How Smarter Grids Can Ease the Tension
The good news is that South Australia isn’t stuck in this pattern forever. The system itself is evolving.
More interconnection, fewer isolation events
Modo Energy’s analysis suggests that South Australia’s exposure to minimum system load events should fall over time as interconnection with New South Wales improves via Project EnergyConnect Stage 2.
More transmission means:
- Excess solar generation can be exported instead of pushing the local system into negative demand.
- Security can be managed on a wider geographic footprint, not just within one state.
- Batteries like Torrens Island are less likely to be islanded into constrained, intervention-heavy conditions.
Advanced inverters and grid-forming storage
As more grid-forming BESS and advanced inverter-based resources come online, they can provide services that historically only synchronous generators provided:
- Virtual inertia
- Fast frequency response
- Fault current and voltage support
That technical capability gives operators like AEMO more flexibility. When storage can actively support system strength, it’s less likely to be seen as a problem to be constrained and more as a tool to be dispatched.

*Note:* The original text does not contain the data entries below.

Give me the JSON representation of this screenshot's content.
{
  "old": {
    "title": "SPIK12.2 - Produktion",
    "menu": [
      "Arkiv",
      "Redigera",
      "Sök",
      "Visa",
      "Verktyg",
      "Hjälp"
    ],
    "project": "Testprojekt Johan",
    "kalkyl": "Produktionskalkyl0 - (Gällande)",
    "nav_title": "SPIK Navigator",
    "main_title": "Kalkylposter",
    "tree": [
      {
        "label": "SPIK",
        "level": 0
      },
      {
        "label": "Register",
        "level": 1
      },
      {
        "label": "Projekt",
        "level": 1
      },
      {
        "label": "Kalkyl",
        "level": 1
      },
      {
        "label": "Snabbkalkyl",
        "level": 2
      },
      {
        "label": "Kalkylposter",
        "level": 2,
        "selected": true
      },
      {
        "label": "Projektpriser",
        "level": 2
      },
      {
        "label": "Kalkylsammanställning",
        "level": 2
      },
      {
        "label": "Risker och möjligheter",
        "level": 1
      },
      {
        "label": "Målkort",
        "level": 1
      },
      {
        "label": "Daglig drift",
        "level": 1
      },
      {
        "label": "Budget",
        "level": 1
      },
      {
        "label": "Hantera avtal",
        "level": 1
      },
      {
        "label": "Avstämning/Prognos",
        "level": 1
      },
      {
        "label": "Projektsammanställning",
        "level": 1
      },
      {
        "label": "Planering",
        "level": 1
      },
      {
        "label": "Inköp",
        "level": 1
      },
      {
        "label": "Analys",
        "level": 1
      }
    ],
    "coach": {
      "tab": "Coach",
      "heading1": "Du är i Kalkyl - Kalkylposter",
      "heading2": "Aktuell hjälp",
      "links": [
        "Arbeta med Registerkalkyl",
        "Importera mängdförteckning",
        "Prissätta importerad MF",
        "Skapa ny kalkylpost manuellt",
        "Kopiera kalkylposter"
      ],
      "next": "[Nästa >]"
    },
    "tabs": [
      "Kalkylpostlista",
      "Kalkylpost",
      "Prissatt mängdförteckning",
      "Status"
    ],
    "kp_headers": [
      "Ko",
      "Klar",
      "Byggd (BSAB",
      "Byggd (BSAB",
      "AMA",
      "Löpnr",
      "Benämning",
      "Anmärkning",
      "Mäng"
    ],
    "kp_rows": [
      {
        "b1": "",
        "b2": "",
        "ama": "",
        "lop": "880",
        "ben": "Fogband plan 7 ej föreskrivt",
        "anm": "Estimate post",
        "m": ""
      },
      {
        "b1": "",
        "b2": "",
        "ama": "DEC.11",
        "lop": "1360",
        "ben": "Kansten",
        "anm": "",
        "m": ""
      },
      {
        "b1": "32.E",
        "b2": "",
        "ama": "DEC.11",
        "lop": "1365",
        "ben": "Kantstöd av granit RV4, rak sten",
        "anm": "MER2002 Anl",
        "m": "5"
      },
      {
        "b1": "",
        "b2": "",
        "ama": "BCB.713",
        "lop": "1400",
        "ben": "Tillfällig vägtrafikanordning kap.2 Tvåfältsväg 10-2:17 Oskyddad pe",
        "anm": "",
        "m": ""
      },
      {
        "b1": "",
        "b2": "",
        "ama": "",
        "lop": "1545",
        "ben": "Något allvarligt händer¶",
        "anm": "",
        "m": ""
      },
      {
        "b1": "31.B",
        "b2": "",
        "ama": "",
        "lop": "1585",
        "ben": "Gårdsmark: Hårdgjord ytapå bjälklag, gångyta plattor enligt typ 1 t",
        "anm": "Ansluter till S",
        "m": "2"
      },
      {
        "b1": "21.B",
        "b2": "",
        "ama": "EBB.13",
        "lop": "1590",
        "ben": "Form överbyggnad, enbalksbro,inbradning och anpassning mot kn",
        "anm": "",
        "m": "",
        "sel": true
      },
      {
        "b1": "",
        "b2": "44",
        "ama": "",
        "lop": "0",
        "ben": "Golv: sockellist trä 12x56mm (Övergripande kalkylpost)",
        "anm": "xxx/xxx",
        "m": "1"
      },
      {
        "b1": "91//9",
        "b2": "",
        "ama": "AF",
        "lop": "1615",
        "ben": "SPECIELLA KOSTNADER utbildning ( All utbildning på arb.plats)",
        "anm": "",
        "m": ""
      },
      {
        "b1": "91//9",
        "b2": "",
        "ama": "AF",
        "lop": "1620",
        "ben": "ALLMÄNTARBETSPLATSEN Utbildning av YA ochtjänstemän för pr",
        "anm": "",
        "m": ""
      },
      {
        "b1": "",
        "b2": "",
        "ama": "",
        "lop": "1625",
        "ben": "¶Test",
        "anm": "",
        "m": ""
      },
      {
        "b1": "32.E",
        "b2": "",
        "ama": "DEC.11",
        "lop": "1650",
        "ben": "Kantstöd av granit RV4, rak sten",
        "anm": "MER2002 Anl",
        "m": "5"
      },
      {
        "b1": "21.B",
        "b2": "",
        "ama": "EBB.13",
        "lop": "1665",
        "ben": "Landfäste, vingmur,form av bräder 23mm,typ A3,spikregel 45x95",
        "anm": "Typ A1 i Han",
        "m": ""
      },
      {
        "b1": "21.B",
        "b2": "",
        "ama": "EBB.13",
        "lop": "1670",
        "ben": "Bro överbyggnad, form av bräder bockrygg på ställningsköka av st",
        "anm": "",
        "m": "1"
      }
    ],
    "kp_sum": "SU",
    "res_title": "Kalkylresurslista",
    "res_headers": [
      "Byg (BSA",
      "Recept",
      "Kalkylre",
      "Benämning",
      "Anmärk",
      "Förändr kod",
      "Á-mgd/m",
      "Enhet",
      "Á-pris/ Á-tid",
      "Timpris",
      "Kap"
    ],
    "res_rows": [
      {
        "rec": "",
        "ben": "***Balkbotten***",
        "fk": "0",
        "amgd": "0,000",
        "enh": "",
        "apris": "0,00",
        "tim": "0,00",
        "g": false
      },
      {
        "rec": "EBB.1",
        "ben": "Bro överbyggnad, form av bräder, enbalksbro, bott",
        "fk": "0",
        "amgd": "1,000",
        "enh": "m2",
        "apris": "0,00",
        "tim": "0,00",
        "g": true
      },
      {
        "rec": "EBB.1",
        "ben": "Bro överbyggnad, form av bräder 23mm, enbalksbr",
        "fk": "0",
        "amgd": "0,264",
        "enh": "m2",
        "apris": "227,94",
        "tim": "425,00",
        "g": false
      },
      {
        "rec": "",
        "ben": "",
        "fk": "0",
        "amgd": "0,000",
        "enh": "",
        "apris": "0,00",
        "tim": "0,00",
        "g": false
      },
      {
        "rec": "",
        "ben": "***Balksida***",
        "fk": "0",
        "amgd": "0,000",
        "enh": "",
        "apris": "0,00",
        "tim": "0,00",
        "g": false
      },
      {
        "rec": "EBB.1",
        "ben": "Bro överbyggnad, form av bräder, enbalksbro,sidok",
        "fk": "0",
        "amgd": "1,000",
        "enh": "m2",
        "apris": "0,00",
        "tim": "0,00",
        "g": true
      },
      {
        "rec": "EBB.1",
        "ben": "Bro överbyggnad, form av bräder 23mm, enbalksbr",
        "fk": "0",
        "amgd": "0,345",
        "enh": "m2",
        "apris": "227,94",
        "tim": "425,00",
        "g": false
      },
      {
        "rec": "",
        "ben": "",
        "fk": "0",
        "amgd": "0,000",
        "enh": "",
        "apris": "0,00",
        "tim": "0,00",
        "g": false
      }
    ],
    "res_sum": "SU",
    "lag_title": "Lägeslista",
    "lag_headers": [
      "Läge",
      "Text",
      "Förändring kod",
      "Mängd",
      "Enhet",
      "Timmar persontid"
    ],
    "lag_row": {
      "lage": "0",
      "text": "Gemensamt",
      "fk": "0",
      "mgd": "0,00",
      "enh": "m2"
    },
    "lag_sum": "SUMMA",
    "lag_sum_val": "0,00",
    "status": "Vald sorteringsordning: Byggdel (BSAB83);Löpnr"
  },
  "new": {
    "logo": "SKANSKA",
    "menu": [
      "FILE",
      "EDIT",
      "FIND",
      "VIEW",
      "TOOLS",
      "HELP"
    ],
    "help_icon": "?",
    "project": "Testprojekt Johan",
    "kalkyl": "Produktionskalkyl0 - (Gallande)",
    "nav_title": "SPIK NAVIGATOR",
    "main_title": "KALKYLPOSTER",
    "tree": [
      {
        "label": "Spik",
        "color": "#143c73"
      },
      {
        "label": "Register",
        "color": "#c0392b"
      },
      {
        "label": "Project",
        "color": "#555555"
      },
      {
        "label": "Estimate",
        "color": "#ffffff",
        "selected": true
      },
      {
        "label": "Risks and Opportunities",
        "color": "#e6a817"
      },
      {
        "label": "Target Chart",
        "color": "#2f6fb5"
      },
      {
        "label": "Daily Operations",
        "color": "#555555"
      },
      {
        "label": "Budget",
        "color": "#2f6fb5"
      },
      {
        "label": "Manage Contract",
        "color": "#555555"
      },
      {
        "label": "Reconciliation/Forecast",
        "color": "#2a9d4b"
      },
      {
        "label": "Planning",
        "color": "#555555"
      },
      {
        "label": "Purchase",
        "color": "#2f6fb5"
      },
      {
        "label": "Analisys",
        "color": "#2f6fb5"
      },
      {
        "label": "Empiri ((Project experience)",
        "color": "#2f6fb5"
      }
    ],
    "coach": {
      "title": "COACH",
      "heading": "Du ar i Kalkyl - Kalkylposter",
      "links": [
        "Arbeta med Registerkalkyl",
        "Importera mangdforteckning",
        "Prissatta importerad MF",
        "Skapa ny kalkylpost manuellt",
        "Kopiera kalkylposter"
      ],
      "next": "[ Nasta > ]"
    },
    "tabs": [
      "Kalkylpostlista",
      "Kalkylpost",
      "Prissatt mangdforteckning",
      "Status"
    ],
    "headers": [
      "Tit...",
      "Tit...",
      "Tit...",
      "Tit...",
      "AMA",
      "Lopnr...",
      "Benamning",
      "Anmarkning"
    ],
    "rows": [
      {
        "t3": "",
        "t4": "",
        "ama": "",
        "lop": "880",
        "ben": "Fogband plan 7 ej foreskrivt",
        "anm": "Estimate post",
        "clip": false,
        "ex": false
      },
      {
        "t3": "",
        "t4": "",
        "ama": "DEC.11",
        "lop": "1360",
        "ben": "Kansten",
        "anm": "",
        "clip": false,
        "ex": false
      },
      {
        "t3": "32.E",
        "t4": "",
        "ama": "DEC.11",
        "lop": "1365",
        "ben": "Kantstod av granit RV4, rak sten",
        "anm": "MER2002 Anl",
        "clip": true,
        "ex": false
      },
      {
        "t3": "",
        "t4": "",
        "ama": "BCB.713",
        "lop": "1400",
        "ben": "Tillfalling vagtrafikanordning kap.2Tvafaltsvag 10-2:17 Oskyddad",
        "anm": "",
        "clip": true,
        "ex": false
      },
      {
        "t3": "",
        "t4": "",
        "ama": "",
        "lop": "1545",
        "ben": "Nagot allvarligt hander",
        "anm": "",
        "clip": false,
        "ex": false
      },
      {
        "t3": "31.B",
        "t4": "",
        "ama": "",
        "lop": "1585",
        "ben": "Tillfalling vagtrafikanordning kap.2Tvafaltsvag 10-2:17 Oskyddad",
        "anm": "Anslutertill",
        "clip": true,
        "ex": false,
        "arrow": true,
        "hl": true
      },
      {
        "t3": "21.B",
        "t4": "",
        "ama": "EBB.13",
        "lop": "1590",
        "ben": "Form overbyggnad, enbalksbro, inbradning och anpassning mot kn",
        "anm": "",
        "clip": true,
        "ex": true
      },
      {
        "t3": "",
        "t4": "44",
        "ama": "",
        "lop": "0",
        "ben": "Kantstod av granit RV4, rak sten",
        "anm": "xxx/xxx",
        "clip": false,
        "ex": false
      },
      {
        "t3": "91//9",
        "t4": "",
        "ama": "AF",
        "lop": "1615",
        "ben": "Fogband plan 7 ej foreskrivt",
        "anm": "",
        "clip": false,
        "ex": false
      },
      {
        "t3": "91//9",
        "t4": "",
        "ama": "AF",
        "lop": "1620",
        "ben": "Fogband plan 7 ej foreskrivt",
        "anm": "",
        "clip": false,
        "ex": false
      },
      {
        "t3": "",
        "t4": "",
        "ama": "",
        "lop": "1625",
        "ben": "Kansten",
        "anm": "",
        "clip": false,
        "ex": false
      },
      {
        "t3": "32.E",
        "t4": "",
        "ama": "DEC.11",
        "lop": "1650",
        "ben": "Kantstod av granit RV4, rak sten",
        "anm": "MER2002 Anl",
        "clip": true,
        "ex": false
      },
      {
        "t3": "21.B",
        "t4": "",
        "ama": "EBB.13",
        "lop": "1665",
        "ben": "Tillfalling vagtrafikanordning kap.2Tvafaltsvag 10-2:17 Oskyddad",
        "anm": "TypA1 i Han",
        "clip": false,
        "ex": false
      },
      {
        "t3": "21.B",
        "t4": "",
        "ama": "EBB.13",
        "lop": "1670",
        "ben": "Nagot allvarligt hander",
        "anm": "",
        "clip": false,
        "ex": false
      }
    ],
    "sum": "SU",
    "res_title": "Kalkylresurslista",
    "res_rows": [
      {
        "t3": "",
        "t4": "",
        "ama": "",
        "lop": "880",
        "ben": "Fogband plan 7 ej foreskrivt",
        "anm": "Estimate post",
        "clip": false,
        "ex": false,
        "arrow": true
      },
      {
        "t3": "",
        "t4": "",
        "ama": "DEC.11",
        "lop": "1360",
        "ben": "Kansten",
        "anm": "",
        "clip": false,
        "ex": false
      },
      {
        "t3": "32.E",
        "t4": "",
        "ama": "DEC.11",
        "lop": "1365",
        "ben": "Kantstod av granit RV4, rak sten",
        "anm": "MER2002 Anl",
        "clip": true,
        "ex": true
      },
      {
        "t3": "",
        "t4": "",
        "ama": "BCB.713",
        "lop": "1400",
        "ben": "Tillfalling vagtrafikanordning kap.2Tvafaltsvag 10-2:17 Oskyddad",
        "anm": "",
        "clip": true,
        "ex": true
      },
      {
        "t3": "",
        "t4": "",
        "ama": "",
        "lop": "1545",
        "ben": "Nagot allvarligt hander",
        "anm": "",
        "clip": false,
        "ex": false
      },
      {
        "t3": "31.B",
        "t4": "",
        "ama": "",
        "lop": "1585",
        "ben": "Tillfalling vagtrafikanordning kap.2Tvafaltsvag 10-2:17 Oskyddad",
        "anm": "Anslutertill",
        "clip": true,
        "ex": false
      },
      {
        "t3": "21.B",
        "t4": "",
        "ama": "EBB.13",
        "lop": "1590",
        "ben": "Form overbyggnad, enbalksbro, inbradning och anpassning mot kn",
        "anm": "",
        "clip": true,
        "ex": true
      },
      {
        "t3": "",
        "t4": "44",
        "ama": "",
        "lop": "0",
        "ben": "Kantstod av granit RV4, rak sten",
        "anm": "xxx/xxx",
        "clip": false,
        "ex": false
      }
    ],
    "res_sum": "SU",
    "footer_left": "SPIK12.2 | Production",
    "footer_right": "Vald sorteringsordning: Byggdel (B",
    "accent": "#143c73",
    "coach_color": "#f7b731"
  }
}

Policy that reflects a storage-centric future
Long term, the rules need to catch up with where green technology is going:
- Treat storage as a first-class asset class, not an awkward hybrid of generator and load
- Benchmark compensation on real opportunity cost for bidirectional assets
- Give operators the tools to maintain security and reward flexibility fairly
The reality? This is simpler than it looks: if we want private capital to fund the storage that makes high-renewables grids possible, the rules have to be stable, transparent, and storage-aware.
Where This Fits in the Bigger Green Technology Story
The Torrens Island story is a perfect snapshot of where green technology is in late 2025:
- Renewables are no longer the marginal add-on – in places like South Australia, they dominate midday supply.
- Energy storage is moving from pilot to backbone, shouldering real responsibility for reliability.
- Grid operators are still adapting their rulebooks to this new reality, sometimes clashing with the economics of the very assets needed for decarbonisation.
For businesses, utilities, and investors working in clean energy, the lesson is clear:
Don’t just build green technology; build grid-native technology that can thrive under real-world operational constraints.
That means combining hardware like BESS with:
- Sophisticated AI-driven optimisation
- Thoughtful contractual design
- A clear view on regulatory evolution
As we head into 2026, the questions won’t be “do batteries work?” or “is solar cheap enough?”. Those are largely settled. The sharper question is: can we run markets and regulations in a way that keeps the grid secure while still rewarding the flexibility that storage brings?
If you’re planning large-scale storage or hybrid renewable projects and want to stress-test them against minimum system load risk, intervention scenarios, and emerging compensation rules, now’s the time to do it – not after your first spring of negative demand.